Meindert H. Lamers

I performed my master’s studies in Medical Biology at the University of Amsterdam, The Netherlands. After this, I did my PhD studies in the laboratory of Titia Sixma at the Netherlands Cancer Institute, Amsterdam. During my PhD I studied DNA mismatch repair and solved the first crystal structure of the key mismatch repair protein MutS. Subsequent to my PhD, I moved the United States where I joined the laboratory of John Kuriyan at the University of California, Berkeley. During my postdoctoral work I determined the crystal structure of the replicative DNA polymerase Pol III from E. coli and started my first cryo-EM work in the lab of Eva Nogales, UC Berkeley. It was also during this time I got first interested in DNA replication in the pathogen Mycobacterium tuberculosis. Following my postdoctoral work, I started my own research group at the MRC Laboratory of Molecular Biology in Cambridge, UK.  Here I expanded my research on E. coli DNA replication and translesion DNA synthesis and started working on DNA replication in M. tuberculosis. During this time, our work benefited from the recent major technological advances in cryo-EM techniques and determined multiple structures of DNA replication and DNA repair complexes. In addition, my lab also implemented single-molecule light microscopy techniques that perfectly complement the biochemical and structural work.

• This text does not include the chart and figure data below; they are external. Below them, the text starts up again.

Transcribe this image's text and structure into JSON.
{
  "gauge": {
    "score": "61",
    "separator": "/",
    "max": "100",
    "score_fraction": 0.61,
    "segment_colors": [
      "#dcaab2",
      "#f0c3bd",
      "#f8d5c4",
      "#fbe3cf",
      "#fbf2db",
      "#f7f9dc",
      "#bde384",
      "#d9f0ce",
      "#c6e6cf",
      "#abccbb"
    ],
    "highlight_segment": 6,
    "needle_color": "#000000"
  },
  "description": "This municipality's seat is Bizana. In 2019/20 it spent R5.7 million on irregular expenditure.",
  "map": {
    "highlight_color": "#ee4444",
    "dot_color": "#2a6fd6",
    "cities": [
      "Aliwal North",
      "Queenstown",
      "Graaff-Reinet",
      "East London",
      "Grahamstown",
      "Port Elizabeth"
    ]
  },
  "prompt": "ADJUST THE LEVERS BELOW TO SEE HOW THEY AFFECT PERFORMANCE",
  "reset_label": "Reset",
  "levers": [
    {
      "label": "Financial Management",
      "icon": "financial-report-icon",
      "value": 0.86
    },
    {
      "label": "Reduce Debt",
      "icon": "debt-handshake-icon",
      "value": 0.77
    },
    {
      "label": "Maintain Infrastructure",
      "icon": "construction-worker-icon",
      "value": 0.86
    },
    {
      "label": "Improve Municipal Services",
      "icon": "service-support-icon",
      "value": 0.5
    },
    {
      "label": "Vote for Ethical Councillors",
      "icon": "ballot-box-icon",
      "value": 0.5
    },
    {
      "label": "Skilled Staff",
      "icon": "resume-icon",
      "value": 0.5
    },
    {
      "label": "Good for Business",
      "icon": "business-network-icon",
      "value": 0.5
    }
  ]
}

In 2017 I moved to the Leiden University Medical Center in the Netherlands, where I continue my work on DNA replication in E. coli and M. tuberculosis using biochemical, structural, and single molecule approaches and expanding into high-throughput screening for novel inhibitors of M. tuberculosis DNA replication proteins.

Since 2019 I am co-director of the Netherlands Center for Electron Nanoscopy (NeCEN) at the Leiden Faculty of Science. Since 2022 I also head the Section Electron Microscopy in the Department Cell and Chemical Biology at the Leiden University Medical Center (LUMC).